Expression analysis of the M. smegmatis cyd gene cluster. (A) Genetic organization at the cyd locus of the reporter strain, mc²155::pBK4. The hatched arrow denotes the putative cyd promoter, P_cyd. The genotype of this site-specific single recombinant was confirmed by Southern blotting (not shown). (B) Dependence of β-galactosidase reporter activity on pO₂. The specific activity of a reporter gene product (β-galactosidase) was studied at 21, 5, 1, and 0.5% air saturation as described in Materials and Methods. The data shown are an average of three independent experiments for each air saturation level. A statistical pairwise comparison showed that the data followed a significant second-order relationship, as represented in the figure (P < 0.05).

FIG. 5

Spectral characterization of membrane fractions isolated from M. smegmatis grown in an oxystat.

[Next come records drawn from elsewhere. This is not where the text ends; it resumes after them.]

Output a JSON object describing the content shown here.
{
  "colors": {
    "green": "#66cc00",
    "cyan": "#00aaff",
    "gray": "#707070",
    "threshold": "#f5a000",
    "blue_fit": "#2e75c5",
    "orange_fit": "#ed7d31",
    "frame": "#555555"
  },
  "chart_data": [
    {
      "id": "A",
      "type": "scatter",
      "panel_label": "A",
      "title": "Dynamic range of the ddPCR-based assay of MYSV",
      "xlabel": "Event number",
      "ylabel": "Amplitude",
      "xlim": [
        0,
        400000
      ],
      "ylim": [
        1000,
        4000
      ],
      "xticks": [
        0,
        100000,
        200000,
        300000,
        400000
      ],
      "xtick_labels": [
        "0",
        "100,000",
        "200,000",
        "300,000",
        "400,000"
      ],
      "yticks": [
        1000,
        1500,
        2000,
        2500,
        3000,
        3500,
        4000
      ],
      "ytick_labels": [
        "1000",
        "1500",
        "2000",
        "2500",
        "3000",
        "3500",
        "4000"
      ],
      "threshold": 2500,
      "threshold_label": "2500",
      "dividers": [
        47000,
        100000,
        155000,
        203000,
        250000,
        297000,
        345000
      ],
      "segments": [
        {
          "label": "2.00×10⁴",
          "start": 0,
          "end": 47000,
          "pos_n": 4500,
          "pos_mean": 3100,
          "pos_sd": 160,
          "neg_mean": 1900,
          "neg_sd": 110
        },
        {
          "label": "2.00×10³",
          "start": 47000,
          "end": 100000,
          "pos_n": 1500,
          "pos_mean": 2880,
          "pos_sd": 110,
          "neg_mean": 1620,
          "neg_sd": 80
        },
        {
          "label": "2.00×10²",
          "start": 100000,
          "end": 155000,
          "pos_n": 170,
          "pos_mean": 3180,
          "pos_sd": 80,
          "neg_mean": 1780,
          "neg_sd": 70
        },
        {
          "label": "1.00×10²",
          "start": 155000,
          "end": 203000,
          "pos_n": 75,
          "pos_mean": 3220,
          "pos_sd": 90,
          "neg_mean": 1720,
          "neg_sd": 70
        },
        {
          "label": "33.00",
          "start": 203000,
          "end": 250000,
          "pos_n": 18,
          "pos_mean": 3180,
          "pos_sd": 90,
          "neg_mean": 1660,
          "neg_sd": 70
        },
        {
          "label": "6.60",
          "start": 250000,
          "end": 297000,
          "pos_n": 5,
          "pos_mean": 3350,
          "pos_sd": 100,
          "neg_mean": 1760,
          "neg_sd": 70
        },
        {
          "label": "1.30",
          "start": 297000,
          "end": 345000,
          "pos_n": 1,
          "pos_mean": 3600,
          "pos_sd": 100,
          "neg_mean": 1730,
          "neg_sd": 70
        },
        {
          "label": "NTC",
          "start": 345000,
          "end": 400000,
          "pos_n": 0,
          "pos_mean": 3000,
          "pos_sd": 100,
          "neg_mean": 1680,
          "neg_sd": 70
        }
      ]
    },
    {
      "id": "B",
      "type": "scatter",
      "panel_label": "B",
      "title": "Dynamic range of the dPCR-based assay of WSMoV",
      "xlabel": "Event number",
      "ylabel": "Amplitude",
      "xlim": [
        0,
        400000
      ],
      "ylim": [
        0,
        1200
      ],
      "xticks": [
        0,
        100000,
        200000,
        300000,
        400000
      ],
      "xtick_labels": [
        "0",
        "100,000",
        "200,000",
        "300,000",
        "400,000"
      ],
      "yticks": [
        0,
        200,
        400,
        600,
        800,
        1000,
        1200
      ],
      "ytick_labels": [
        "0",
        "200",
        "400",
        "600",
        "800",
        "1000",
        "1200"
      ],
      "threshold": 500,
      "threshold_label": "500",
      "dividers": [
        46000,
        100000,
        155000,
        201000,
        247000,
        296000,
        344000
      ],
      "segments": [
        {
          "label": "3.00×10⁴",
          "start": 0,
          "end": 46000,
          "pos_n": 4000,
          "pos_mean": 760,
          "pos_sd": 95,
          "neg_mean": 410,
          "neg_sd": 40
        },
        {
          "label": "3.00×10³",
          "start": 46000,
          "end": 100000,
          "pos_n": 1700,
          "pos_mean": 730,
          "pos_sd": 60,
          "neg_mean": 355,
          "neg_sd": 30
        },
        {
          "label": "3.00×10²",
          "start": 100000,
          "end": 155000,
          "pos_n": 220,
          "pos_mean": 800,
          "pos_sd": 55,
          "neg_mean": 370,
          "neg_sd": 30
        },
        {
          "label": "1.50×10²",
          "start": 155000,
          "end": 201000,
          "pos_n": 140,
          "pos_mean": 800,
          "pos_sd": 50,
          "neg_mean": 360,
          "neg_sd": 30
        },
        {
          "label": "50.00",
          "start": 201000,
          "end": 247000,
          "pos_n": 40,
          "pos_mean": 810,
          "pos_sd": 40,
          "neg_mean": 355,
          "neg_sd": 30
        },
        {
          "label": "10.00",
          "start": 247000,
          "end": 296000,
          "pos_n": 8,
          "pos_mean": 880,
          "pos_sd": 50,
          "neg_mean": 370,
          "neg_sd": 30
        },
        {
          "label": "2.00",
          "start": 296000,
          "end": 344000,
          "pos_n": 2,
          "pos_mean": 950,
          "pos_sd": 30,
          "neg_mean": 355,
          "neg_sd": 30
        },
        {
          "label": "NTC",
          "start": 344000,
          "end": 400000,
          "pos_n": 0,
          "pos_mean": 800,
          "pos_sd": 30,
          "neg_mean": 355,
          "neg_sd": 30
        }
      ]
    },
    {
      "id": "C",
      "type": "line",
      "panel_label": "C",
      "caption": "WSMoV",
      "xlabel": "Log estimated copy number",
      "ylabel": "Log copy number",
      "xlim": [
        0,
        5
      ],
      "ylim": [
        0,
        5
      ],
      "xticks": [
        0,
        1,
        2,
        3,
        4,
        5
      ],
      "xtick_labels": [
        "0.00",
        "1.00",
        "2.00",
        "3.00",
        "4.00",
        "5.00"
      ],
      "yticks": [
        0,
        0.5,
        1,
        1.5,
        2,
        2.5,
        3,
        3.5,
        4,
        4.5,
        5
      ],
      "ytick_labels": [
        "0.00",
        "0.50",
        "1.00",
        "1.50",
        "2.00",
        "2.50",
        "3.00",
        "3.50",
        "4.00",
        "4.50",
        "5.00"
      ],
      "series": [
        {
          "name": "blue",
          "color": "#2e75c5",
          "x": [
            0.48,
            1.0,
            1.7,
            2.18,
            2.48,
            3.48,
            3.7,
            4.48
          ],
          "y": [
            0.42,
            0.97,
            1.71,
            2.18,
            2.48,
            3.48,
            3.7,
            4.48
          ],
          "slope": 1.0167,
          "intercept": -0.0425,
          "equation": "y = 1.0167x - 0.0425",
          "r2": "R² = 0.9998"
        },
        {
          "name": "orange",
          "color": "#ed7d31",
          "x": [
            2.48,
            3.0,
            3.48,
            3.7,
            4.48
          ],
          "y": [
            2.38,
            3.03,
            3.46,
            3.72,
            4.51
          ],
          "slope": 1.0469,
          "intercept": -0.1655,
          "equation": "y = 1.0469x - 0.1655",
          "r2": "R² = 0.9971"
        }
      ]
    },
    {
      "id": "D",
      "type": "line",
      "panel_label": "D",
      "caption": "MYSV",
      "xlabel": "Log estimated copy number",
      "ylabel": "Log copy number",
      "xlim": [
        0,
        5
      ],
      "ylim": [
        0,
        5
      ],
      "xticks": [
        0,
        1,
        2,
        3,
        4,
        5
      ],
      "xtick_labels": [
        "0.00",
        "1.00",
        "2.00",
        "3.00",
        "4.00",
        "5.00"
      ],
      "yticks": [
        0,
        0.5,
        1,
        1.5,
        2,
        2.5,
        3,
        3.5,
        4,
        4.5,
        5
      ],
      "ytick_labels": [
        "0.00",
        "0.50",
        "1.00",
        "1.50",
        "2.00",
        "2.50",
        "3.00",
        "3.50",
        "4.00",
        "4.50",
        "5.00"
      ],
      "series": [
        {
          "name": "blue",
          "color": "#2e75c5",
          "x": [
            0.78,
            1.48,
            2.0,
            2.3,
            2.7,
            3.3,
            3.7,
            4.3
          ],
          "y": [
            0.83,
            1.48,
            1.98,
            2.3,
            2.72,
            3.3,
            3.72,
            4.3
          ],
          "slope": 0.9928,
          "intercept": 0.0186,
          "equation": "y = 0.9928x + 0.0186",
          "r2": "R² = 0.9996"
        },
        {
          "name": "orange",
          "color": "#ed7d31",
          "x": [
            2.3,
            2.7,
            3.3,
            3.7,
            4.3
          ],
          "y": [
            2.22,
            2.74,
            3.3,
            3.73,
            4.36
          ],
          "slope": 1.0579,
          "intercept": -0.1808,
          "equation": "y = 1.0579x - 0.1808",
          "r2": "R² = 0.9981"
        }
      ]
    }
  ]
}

The spectral profiles of purified membrane fractions from M. smegmatis grown at 21% (A) and 1% (B) air saturation are shown. Reduction was accomplished by the addition of sodium dithionite, and oxidation was accomplished by the addition of potassium ferricyanide.

FIG. 6

Cyanide inhibition of wild-type and cydA::aph strains under oxystatic conditions. The growth of mixed cultures of mc²155 (●) and cydA::aph (○) in the presence of 1 mM KCN are shown. KCN was added 30 min postinoculation, and the growth of each strain was monitored by differential plating as described in Materials and Methods. The data are shown as the averages and standard errors from two independent experiments.

FIG. 7

Proposed aerobic respiratory pathways in M. smegmatis and related organisms. The pathways in B. subtilis were adapted from references and . The M. tuberculosis pathways were deduced from its genome sequence (7), and those of M. smegmatis are based on this study and analysis of the preliminary genome sequence data obtained from The Institute for Genomic Research website (http://www.tigr.org). Solid arrows denote confirmed pathways, and dashed arrows denote putative pathways. The mycobacterial cytochrome reductase complex (QcrCAB) is denoted as “bcc” in accordance with the designation of QcrC as cytochrome cc (54).